Dos and Don’ts of Prescription Medication Disposal

Medicines are manufactured to alleviate symptoms of diseases and seize the development of some illnesses. The chemical compounds that make up medicines are especially dedicated to helping medical practitioners promote well-being and combat health threats. 

When a medicine gets no longer valid, because it is unused or because it has already expired, the potency it promises also declines. Not all prescription medicines provide disposal instruction in its packaging. It is best to get familiar with the rule of thumb when unloading your stockpile of stored expired and unused medicines. 

Expired Medicines 

Of course, medicine comes with an expiration date printed on its packaging. If it has passed its due, the next thing to do is to employ proper disposal. As already mentioned, the effect of the medicine will gradually decrease over time. When it has reached its expiration date, it could jeopardize the patient’s health because of bacterial growth or changes in its chemical compounds. 

Prescription medicines cannot be availed without a registered physician’s order. Improper expired medication waste procedure could pose health risks if taken beyond its intended use. 

Unused Medicine 

Leftover medicines contribute to the share of personal care products and pharmaceuticals in the degradation of the environment. Unused medicines could be a patient’s excess purchases or are abandoned ones because the patient has died. 

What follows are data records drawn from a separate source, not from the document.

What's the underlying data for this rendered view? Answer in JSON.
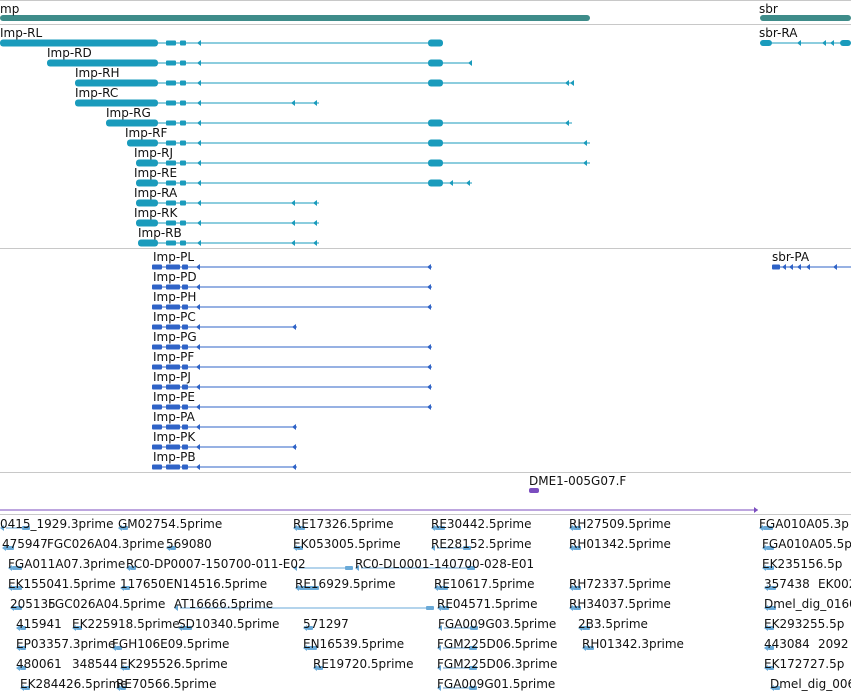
{
  "colors": {
    "gene": "#3e8c8a",
    "transcript": "#1a9bbc",
    "protein": "#2f63c7",
    "est": "#6aaad8",
    "clone": "#7b4dbf",
    "separator": "#c8c8c8"
  },
  "genes": {
    "imp_label": "mp",
    "sbr_label": "sbr"
  },
  "transcripts": [
    "Imp-RL",
    "Imp-RD",
    "Imp-RH",
    "Imp-RC",
    "Imp-RG",
    "Imp-RF",
    "Imp-RJ",
    "Imp-RE",
    "Imp-RA",
    "Imp-RK",
    "Imp-RB"
  ],
  "sbr_transcript": "sbr-RA",
  "proteins": [
    "Imp-PL",
    "Imp-PD",
    "Imp-PH",
    "Imp-PC",
    "Imp-PG",
    "Imp-PF",
    "Imp-PJ",
    "Imp-PE",
    "Imp-PA",
    "Imp-PK",
    "Imp-PB"
  ],
  "sbr_protein": "sbr-PA",
  "clone": "DME1-005G07.F",
  "est_rows": [
    [
      "0415_1929.3prime",
      "GM02754.5prime",
      "RE17326.5prime",
      "RE30442.5prime",
      "RH27509.5prime",
      "FGA010A05.3p"
    ],
    [
      "475947",
      "FGC026A04.3prime",
      "569080",
      "EK053005.5prime",
      "RE28152.5prime",
      "RH01342.5prime",
      "FGA010A05.5p"
    ],
    [
      "FGA011A07.3prime",
      "RC0-DP0007-150700-011-E02",
      "RC0-DL0001-140700-028-E01",
      "EK235156.5p"
    ],
    [
      "EK155041.5prime",
      "117650",
      "EN14516.5prime",
      "RE16929.5prime",
      "RE10617.5prime",
      "RH72337.5prime",
      "357438",
      "EK002"
    ],
    [
      "205135",
      "FGC026A04.5prime",
      "AT16666.5prime",
      "RE04571.5prime",
      "RH34037.5prime",
      "Dmel_dig_0160"
    ],
    [
      "415941",
      "EK225918.5prime",
      "SD10340.5prime",
      "571297",
      "FGA009G03.5prime",
      "2B3.5prime",
      "EK293255.5p"
    ],
    [
      "EP03357.3prime",
      "FGH106E09.5prime",
      "EN16539.5prime",
      "FGM225D06.5prime",
      "RH01342.3prime",
      "443084",
      "2092"
    ],
    [
      "480061",
      "348544",
      "EK295526.5prime",
      "RE19720.5prime",
      "FGM225D06.3prime",
      "EK172727.5p"
    ],
    [
      "EK284426.5prime",
      "RE70566.5prime",
      "FGA009G01.5prime",
      "Dmel_dig_006"
    ]
  ]
}
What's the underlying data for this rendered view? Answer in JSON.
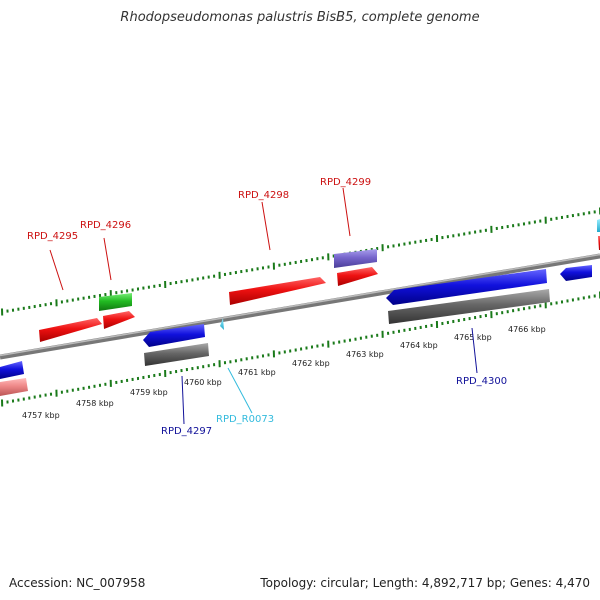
{
  "title": "Rhodopseudomonas palustris BisB5, complete genome",
  "accession": "Accession: NC_007958",
  "summary": "Topology: circular; Length: 4,892,717 bp; Genes: 4,470",
  "colors": {
    "forward_cds": "#ee1111",
    "reverse_cds": "#1111dd",
    "rna": "#33ccee",
    "green_feature": "#22bb22",
    "purple_feature": "#7766cc",
    "pink_feature": "#ee8888",
    "gene_bar": "#666666",
    "backbone": "#888888",
    "ruler": "#1a7a1a",
    "label_red": "#cc1111",
    "label_blue": "#111199",
    "label_cyan": "#33bbdd"
  },
  "tick_labels": [
    "4757 kbp",
    "4758 kbp",
    "4759 kbp",
    "4760 kbp",
    "4761 kbp",
    "4762 kbp",
    "4763 kbp",
    "4764 kbp",
    "4765 kbp",
    "4766 kbp"
  ],
  "gene_labels": {
    "rpd4295": "RPD_4295",
    "rpd4296": "RPD_4296",
    "rpd4297": "RPD_4297",
    "rpd4298": "RPD_4298",
    "rpd4299": "RPD_4299",
    "rpd4300": "RPD_4300",
    "rpdR0073": "RPD_R0073"
  }
}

Of course, a medicine’s efficacy would be pointless if not taken by a sick person. You can return these unused drugs to the collection centers under the drug take-back or drug return program. The pharmacies per se will serve as the receiving points of the returned drugs. This action prevents further drug pollution and drug recycling at the same time. 

Sharps and Needles 

Disposal of needles and sharps administered in medicinal processes should never be neglected. A mistake on the disposal could compromise public health and safety. 

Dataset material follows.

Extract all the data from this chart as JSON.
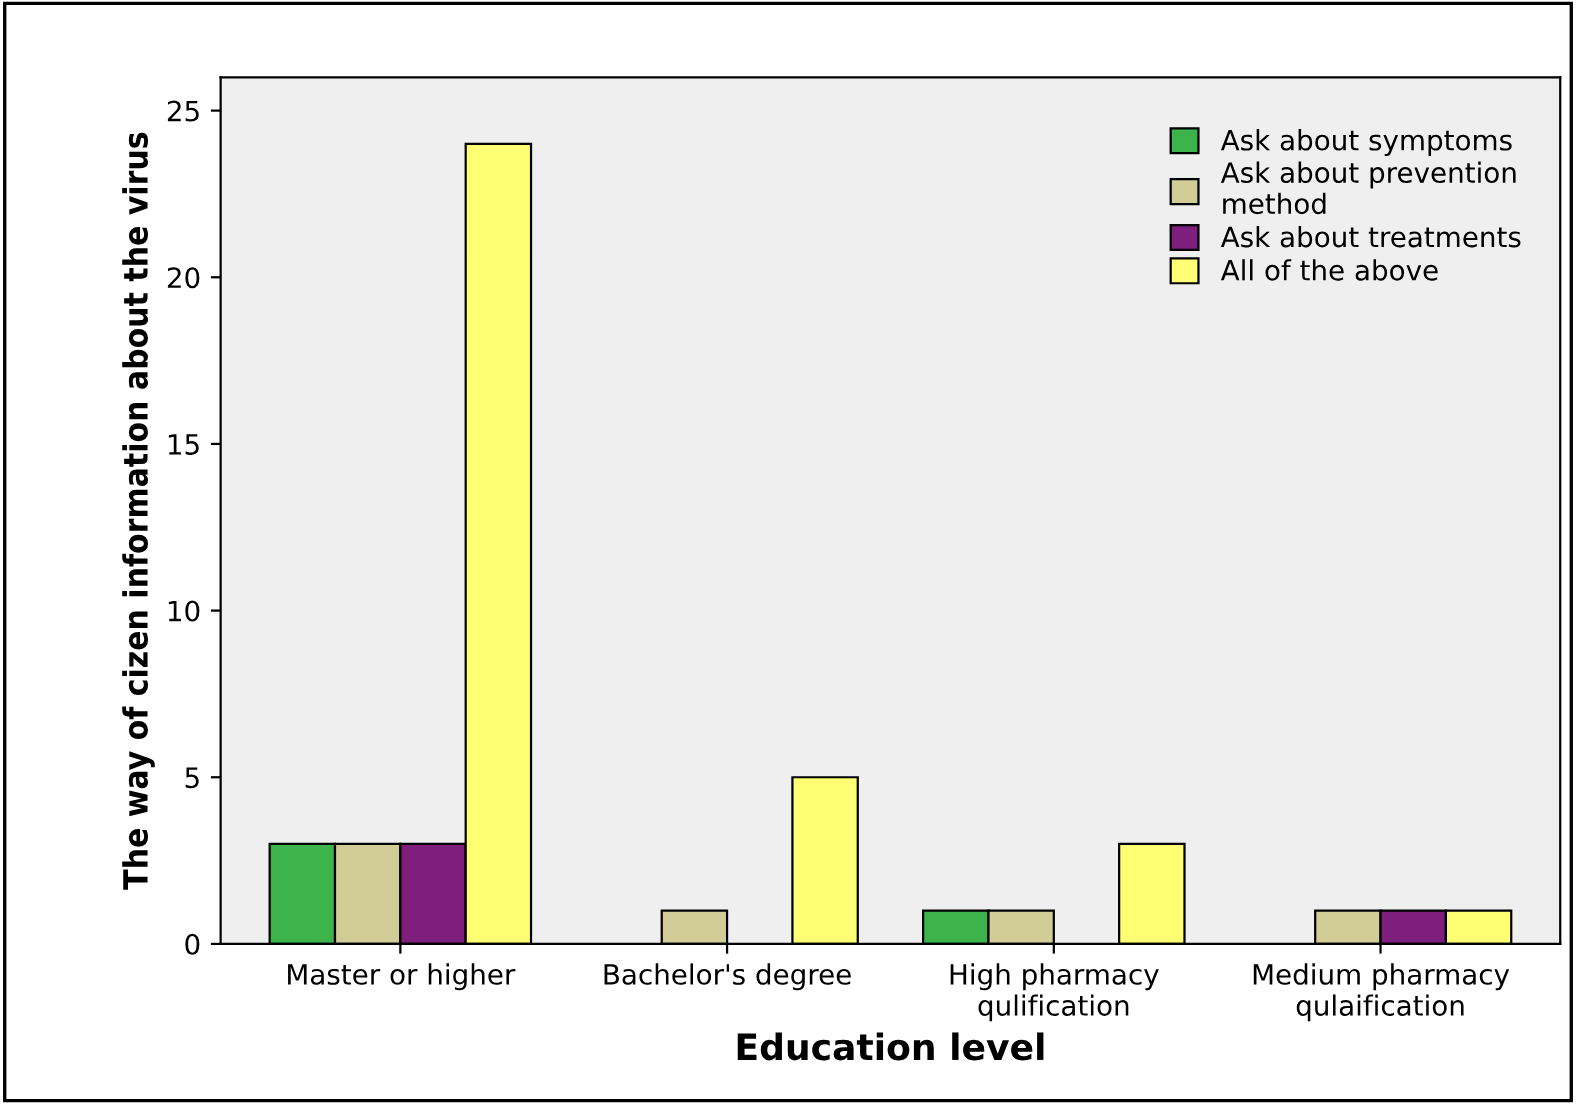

Bloodborne infections could happen if needles are reused among multiple patients. Though this is quite impossible in health institutions, people who do illegal drugs are prone to getting diseases transmitted through body fluids such as HIV/AIDS and Hepatitis B and C. 

Dos of Prescription Medicine Disposal 

1. Remove it from its Container 

Prescription medicines contained in a canister or any container should be removed from it. You can use a sealable bag to where you can transfer the pills or capsules. Make sure that there are no identification details on the bag. This is to ensure that no one would know what the medicines are and their intended use. 

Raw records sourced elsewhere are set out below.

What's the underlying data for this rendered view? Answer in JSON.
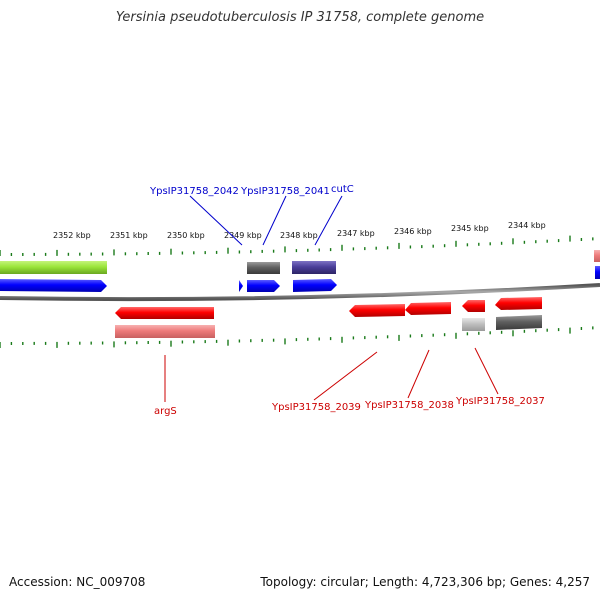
{
  "title": "Yersinia pseudotuberculosis IP 31758, complete genome",
  "footer": {
    "accession": "Accession: NC_009708",
    "summary": "Topology: circular; Length: 4,723,306 bp; Genes: 4,257"
  },
  "scale_labels": [
    "2352 kbp",
    "2351 kbp",
    "2350 kbp",
    "2349 kbp",
    "2348 kbp",
    "2347 kbp",
    "2346 kbp",
    "2345 kbp",
    "2344 kbp"
  ],
  "gene_labels_top": [
    "YpsIP31758_2042",
    "YpsIP31758_2041",
    "cutC"
  ],
  "gene_labels_bottom": [
    "argS",
    "YpsIP31758_2039",
    "YpsIP31758_2038",
    "YpsIP31758_2037"
  ],
  "colors": {
    "forward_cds": "#0000ff",
    "reverse_cds": "#ff0000",
    "reverse_gene": "#f08080",
    "hypothetical": "#606060",
    "light_gray": "#c0c0c0",
    "purple": "#4b3f9a",
    "green": "#8fd61e",
    "tick": "#1a7a1a",
    "backbone": "#777777",
    "top_label": "#0000cc",
    "bottom_label": "#cc0000"
  }
}
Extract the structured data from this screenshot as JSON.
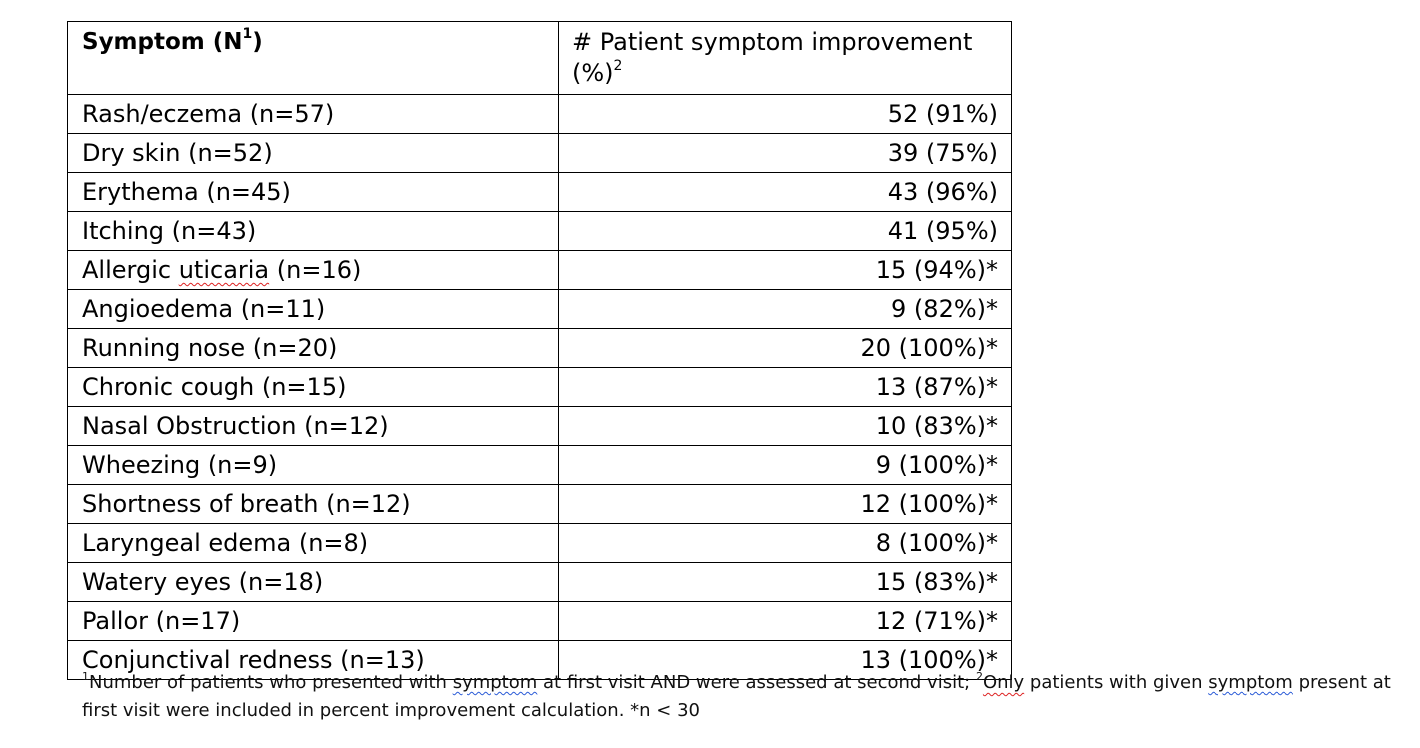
{
  "table": {
    "header": {
      "symptom_label": "Symptom (N",
      "symptom_sup": "1",
      "symptom_close": ")",
      "improvement_label": "# Patient symptom improvement (%)",
      "improvement_sup": "2"
    },
    "rows": [
      {
        "symptom": "Rash/eczema (n=57)",
        "improvement": "52 (91%)"
      },
      {
        "symptom": "Dry skin (n=52)",
        "improvement": "39 (75%)"
      },
      {
        "symptom": "Erythema (n=45)",
        "improvement": "43 (96%)"
      },
      {
        "symptom": "Itching (n=43)",
        "improvement": "41 (95%)"
      },
      {
        "symptom_pre": "Allergic ",
        "symptom_flag": "uticaria",
        "symptom_post": " (n=16)",
        "improvement": "15 (94%)*"
      },
      {
        "symptom": "Angioedema (n=11)",
        "improvement": "9 (82%)*"
      },
      {
        "symptom": "Running nose (n=20)",
        "improvement": "20 (100%)*"
      },
      {
        "symptom": "Chronic cough (n=15)",
        "improvement": "13 (87%)*"
      },
      {
        "symptom": "Nasal Obstruction (n=12)",
        "improvement": "10 (83%)*"
      },
      {
        "symptom": "Wheezing (n=9)",
        "improvement": "9 (100%)*"
      },
      {
        "symptom": "Shortness of breath (n=12)",
        "improvement": "12 (100%)*"
      },
      {
        "symptom": "Laryngeal edema (n=8)",
        "improvement": "8 (100%)*"
      },
      {
        "symptom": "Watery eyes (n=18)",
        "improvement": "15 (83%)*"
      },
      {
        "symptom": "Pallor (n=17)",
        "improvement": "12 (71%)*"
      },
      {
        "symptom": "Conjunctival redness (n=13)",
        "improvement": "13 (100%)*"
      }
    ]
  },
  "footnote": {
    "sup1": "1",
    "part1": "Number of patients who presented with ",
    "word_symptom_1": "symptom",
    "part2": " at first visit AND were assessed at second visit; ",
    "sup2": "2",
    "word_only": "Only",
    "part3": " patients with given ",
    "word_symptom_2": "symptom",
    "part4": " present at first visit were included in percent improvement calculation. *n < 30"
  },
  "colors": {
    "spellcheck_red": "#d22",
    "grammar_blue": "#2a5bd7"
  }
}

You can also pour a small amount of water enough to dissolve the medicines. Adding non-food stuff like cat litter and shredded papers could make the mixture surely unidentifiable. 

2. Prescription Drug Return or Mail-Back Programs 

This method is the most decent option in the disposal of prescription medicines. Such programs allow users to submit unused and expired medicines to community pharmacies for proper disposal.  

Through the use of incinerators, destroying these medicines could be possible, keeping it from causing public health risks. 

3. Use Drug Deactivation Bags 

Drug Deactivation Bags are specially-made pouches to neutralize prescription medicines you have at home. With a few ounces of water, you can deactivate the compounds of the drugs. Going to local pharmacies could be quite tasking for the household, so this option is favorable for everybody. 

Having this special pouch could provide you satisfaction and assurance that the expired prescription you have at home will never be recycled. 

4. Flush the Medicines 

Flushing prescription medicines in your toilet is a convenient disposal method, which remains practical until today. There are several claims that the chemical compound could contaminate the water supply. However, there are medicines consisting of aspirin as an active ingredient that are safe to flush in the toilet. You can consult accessible health professionals for specific advice on this method.   

Don’ts of Prescription Medicine Disposal 

1. Don’t Flush Sharps and Needles 

Take note to handle drug paraphernalia like needles and syringes carefully because these might cause needle-stick injuries. When a used needle has penetrated multiple users, it might carry bloodborne diseases and prompt cross-infection.  

Additionally, sharps could block your water pipes. You might be paying unwanted charges because you’ll have to hire a plumber to troubleshoot the pipe blockage. Flushing sharps and needles makes you appear negligent and impractical as well. 

2. Don’t Pulverize Tablets 

Prescription medicines come in many forms. Some are taken orally, administered in syrup, and injected from vials.  

Oral dosage forms appear as tablets and capsules. If you pulverize unused medications of this form before throwing them in your household trash bin, you are allowing its particles to contaminate your place. If these happen to taint your child’s sandwich by the kitchen counter, the risk is now perpetrated by you. 

3. Don’t Throw Medicines Bare 

Repacking prescription medicines in a bag or any secured container without any trace of the user’s identification is a wise move. Prescription drugs are not to be shared with others. Therefore, it is your responsibility as the user to keep the prescription by yourself. Otherwise, if someone takes it unfittingly, health risks could manifest. 


In sustaining good health and well-being, keep your prescription medicine close to you until you fully recover, terminating the prescription’s validity as a result. Proper drug disposal is an effort leading towards upholding your immediate community’s health and welfare.